# 2 Fragen zu Overclocking und HWBOT



## dontkn0wme (4. November 2009)

Hi!
Ich wollte euch fragen ob ihr mir sagen könnt warum ich bei hwbot keine punkte auf meine submissions bekomme?
bin im Team und heiße Jakob! 

Und könnt ihr mir beim i5 weiterhelfen?
bin bei 1.325v und 200mhz baseclock! nie mehr als 50° unter Last!
die höchste cpu-z validation war bei 4.2ghz!
wie viel vcore darf ich noch geben?
welche spannungen soll ich noch anders einstellen?


----------



## der8auer (4. November 2009)

Hey 

Habe dein Thema in den HWBot Team Bereich verschoben. 

Punkte bekommst du nicht da deine Ergebnisse nicht in den Top 20 der HardwareKategorie und/oder Top 500 globale Kategorie sind.

Hast du dir das hier durchgelesen? http://extreme.pcgameshardware.de/o...ow-intel-core-i7-bloomfield-overclocking.html

Du musst natürlich noch andere Spannungen anheben.

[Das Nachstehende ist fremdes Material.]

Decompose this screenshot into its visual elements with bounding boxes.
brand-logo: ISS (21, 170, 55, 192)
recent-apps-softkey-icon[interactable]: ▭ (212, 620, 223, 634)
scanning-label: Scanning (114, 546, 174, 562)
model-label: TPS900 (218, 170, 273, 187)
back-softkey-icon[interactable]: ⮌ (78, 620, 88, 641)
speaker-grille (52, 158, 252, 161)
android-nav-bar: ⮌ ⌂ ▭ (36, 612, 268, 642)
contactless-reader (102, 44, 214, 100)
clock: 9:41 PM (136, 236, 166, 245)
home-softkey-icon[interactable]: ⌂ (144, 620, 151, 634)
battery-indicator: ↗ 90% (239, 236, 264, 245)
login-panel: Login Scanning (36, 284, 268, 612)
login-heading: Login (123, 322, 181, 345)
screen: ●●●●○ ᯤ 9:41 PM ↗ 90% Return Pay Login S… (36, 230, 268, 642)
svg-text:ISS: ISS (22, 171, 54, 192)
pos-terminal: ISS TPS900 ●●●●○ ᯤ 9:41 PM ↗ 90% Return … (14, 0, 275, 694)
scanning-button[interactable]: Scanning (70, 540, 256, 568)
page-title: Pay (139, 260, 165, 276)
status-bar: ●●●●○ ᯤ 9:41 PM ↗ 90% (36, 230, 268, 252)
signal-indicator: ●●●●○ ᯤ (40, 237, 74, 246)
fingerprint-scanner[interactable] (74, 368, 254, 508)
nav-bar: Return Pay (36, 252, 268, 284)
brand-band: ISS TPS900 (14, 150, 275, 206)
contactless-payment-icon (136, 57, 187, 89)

Besonders wichtig ist dabei die QPI Spannung da diese deinen BCLK limitiert.


----------



## dontkn0wme (4. November 2009)

achso! danke!


----------



## n0stradamus (4. November 2009)

Ich als hwbot-Neuling habe da auch noch ne Frage:
wenn man mehrere Submissions mit demselben Prozessor tätigt, wird nur das beste Ergebnis erzielt.
Oder muss man sich vor dem Abschicken sicher sein, dass dieses Ergebnis das Maximum mit der CPU/Graka/... ist ?


----------



## Lippokratis (4. November 2009)

nur das beste Ergebnis zählt


----------